Beal has said in the past that he has a short memory when it comes to a good or bad game. When asked about his miss just before the buzzer Tuesday night, he said he had not thought about it since.

“Not really,” Beal said. “Forgot about it.”

He, like his coach and teammates, stated two main things: First, the Celtics are good defenders who use their hands and bodies. Second, the double-digit leads developed by the Wizards in the first two games of the series gave them a chance to leave Boston with at least one, if not both, of the games there.

“We were right there,” Beal said. “We could have closed the game out….We feel like we could have closed it out and we didn’t. It’s tough because we feel like we should have won both of them.”

Opposite of Beal’s extra work at shootaround was the break John Wall took. He did not participate Thursday morning in order to rest his sore left wrist and sprained right ankle. Wall said he sprained the ankle in Game 1. He had the stimulation machine hooked up to it during shootaround. He fell on his wrist in Game 2. Wall — who played with five non-displaced fractures in his left hand during the playoffs in 2015 after a fall on the same wrist — will be playing Thursday night.
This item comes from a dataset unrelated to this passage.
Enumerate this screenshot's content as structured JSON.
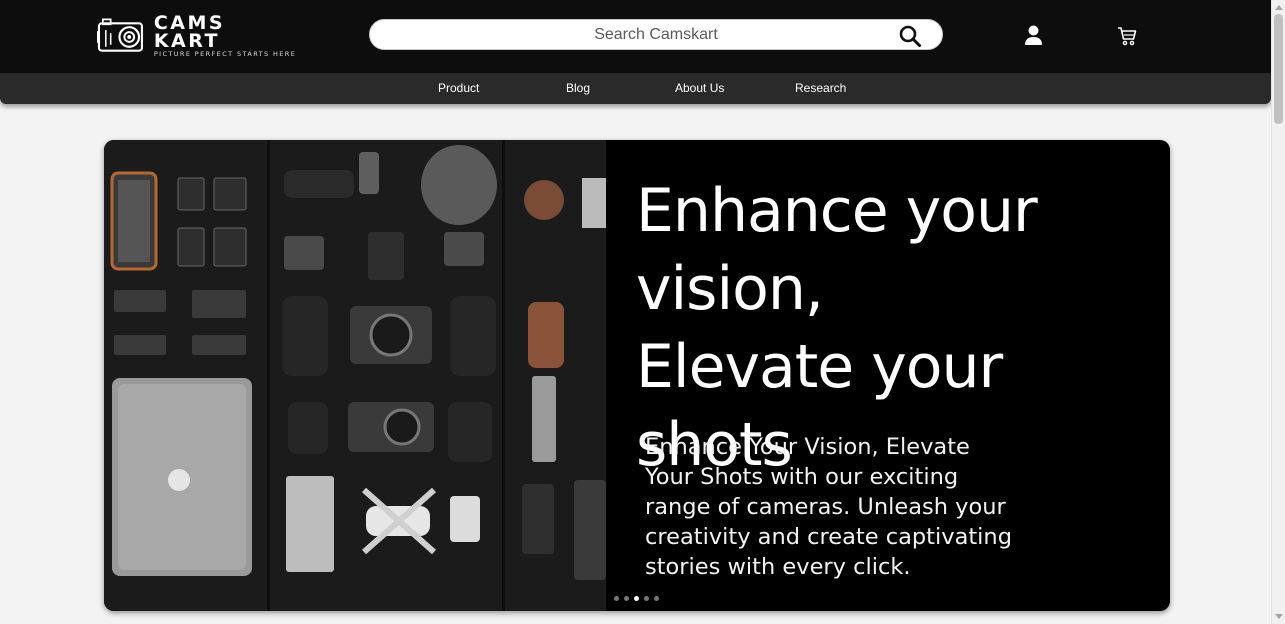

Markieff Morris will also be in. He told The Washington Times that his sprained left ankle remains sore, then held it out to show the black wrap around it as he was on his way out of Verizon Center. Morris pointed out that he played last game, so he was definitely going to be able to play this game.

While Morris, Beal and Wall wrapped their mornings, backup center Ian Mahinmi did individual work with the basketball development group. Mahinmi took jump shots, then drove into the lane, showing his most mobility since straining his left calf April 10 against the Detroit Pistons. Wizards coach Scott Brooks said Wednesday that Mahinmi was not likely to play in Game 3. With two days off between Games 3 and 4, Mahinmi could have a shot to participate Sunday.